Increased pressure and long working hours in education are damaging to both teachers and pupils, says CHRIS KEATES
TEACHERS and school leaders from across the country are gathering in Manchester this Easter weekend for the annual conference of the NASUWT, the largest teachers’ union in the UK.
Conference provides the opportunity for teachers to share their reflections on the challenges facing our public education system and set policy on issues that teachers and school leaders from across the country have balloted as their most pressing concerns.
It is no surprise that high on the agenda is the impact of excessive teacher workload which is driving the teacher recruitment and retention crisis, exacerbated by deep cuts to pay and increases in pension contributions.
A recent survey of NASUWT members has yet again shown workload to be the number one concern of the profession. Data tracking, inspection and pupil assessment are driving the excessive bureaucracy teachers are facing.
In a context of high-stakes accountability, many teachers are under pressure to undertake extra classes and revision sessions during lunch breaks, after school, at weekends and during school holidays.
In part, this pressure is a reflection of the huge significance of exam and test results and the consequences these can have for the fate of schools and teachers.
However, there is no evidence that such interventions deliver any longterm benefit for pupils. However, there is mounting concern, among teachers and others, that such “interventions” are increasing the pressure on pupils, from a very early age.
For some children, this leads to anxiety, depression and self-harm. Teachers, too, are not immune from the impact of such pressure and the associated workload, long working hours and unacceptable management practices which are also taking their toll on teachers’ mental health.
At a time when the government is deep in denial about the extent of the teacher recruitment and retention crisis, there is mounting evidence that successive years of real-terms pay cuts for teachers is leading to graduates choosing employment careers other than teaching and record numbers of teachers choosing to leave the profession by choosing other careers where they will be better rewarded.

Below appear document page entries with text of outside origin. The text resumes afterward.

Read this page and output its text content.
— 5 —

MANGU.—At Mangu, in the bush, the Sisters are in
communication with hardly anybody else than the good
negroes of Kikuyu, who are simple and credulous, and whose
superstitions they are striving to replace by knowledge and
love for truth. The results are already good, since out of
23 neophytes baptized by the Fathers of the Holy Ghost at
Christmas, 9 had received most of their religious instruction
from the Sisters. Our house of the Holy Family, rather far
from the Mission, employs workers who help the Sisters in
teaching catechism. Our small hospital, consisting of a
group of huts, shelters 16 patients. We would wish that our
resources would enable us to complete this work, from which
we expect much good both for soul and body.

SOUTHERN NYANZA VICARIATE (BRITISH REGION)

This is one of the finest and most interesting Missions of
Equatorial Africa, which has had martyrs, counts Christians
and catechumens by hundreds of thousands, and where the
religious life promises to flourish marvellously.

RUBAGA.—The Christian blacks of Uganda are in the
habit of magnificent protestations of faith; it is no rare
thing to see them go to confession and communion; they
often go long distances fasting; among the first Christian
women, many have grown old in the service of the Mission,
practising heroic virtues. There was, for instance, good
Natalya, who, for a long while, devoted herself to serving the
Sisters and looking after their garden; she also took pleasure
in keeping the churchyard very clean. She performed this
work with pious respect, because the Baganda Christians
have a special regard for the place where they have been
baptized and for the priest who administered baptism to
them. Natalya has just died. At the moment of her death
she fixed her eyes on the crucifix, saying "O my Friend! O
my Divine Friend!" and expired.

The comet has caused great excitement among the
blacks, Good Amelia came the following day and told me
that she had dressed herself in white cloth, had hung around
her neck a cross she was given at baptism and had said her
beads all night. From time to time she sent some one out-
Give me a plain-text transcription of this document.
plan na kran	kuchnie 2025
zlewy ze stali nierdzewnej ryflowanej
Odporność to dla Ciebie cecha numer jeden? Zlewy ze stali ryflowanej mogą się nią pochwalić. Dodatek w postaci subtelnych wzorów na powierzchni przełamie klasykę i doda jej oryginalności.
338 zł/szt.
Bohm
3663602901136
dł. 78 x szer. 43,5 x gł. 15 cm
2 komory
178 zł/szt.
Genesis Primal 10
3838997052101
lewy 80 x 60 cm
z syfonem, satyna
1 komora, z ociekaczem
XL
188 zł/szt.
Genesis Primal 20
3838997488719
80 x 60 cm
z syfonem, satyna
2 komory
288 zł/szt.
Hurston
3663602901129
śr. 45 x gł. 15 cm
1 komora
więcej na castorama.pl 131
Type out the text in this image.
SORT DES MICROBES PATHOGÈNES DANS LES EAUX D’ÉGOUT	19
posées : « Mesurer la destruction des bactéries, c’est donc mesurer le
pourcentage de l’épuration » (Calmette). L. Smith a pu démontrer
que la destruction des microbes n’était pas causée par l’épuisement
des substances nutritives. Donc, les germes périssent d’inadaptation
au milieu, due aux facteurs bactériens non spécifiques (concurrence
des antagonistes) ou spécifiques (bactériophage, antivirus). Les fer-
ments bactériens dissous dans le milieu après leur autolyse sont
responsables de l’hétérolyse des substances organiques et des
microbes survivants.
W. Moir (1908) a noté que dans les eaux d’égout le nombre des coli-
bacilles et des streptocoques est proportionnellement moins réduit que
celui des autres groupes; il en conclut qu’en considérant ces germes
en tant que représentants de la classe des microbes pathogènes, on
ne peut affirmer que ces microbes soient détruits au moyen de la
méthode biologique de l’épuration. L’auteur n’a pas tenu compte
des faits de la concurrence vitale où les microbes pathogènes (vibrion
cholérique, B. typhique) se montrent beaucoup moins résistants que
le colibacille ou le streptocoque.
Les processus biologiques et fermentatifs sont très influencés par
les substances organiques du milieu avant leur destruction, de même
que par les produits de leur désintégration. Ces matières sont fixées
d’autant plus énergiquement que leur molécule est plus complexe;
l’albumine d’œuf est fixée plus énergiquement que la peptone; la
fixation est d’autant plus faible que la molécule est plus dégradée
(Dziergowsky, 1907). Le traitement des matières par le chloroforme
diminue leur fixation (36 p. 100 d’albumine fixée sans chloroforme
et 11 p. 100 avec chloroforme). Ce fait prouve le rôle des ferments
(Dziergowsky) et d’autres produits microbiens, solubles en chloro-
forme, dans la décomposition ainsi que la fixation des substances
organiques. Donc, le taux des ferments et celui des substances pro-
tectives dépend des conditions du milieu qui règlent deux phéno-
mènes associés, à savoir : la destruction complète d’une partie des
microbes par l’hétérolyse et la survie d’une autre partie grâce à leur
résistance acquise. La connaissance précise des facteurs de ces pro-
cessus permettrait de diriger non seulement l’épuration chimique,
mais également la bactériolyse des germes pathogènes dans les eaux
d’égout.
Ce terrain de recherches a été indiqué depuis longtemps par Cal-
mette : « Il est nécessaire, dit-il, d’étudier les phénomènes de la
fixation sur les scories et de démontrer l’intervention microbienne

NASUWT research shows that the average starting salary for comparable graduate professions is now at least 15 per cent higher than the national starting point for a qualified teacher.
NASUWT conference representatives will be sending a clear message to politicians across the UK that in order to continue providing a high-quality public education for every child and to ensure teaching is restored as the profession of choice for graduates, a substantial pay award is needed to ensure that teachers’ pay is competitive with salary levels in other graduate occupations.
Parents and the public should be in no doubt that governments which fail to invest in and improve the conditions of teachers are also failing to invest in and improve the conditions of children and young people.
The NASUWT conference will no doubt hear deep concerns about the impact of government policy on pupils, particularly the most vulnerable.
The union will be publishing the findings of new research showing that for too many children access to core educational entitlements is increasingly dependent on parents’ ability to pay.
Worryingly, we are now seeing increasing evidence that some schools are deliberately adopting policies which will drive up the costs to parents in order to discourage parents on lower incomes to choose their schools.
If parents know that it will cost them a princely sum up front to provide their child with uniform, books, equipment and to pay for school trips, prom nights and so on, some will simply say to themselves that they cannot afford to send their child to a particular school. We are asking the government to do something about this.
The impact of cuts to provision for children with special educational needs, disabilities and for pupils with English as an additional language will also be high on the conference agenda. And so too will teachers’ concerns about recent changes to GCSE gradings, which have created widespread uncertainty and anxiety for pupils, parents and teachers by moving the goalposts on what is considered to be a “good” pass.
The pressures of the exam system on children and young people will be explored in greater depth during the conference as part of research looking at the issue of mental health among both pupils and teachers.
Figures suggest that rates of mental ill health in the population as a whole are rising and the NASUWT’s casework bears this out.
Excessive workload, the pressures of the accountability system and greater job insecurity are a toxic mix which is leading to teachers experiencing increasing levels of stress, depression, anxiety and burnout.
Too often teachers fear negative consequences for their career if they are seen to not be coping and so feel they must conceal the issue, which inevitably makes the problem worse.
NASUWT members from across the UK, Channel Islands, Isle of Man and Gibraltar will be gathering at a time when the wider political landscape has never looked more uncertain in the context of Brexit and what this will mean for workers’ rights and for investment in education.
At a time of such uncertainty and turbulence, the role of education has never been so important in helping the UK to succeed after Brexit.
The NASUWT conference will be sending a strong message to governments and administrations on the need to invest in world-class education for every child. Our decision-makers must take note and act.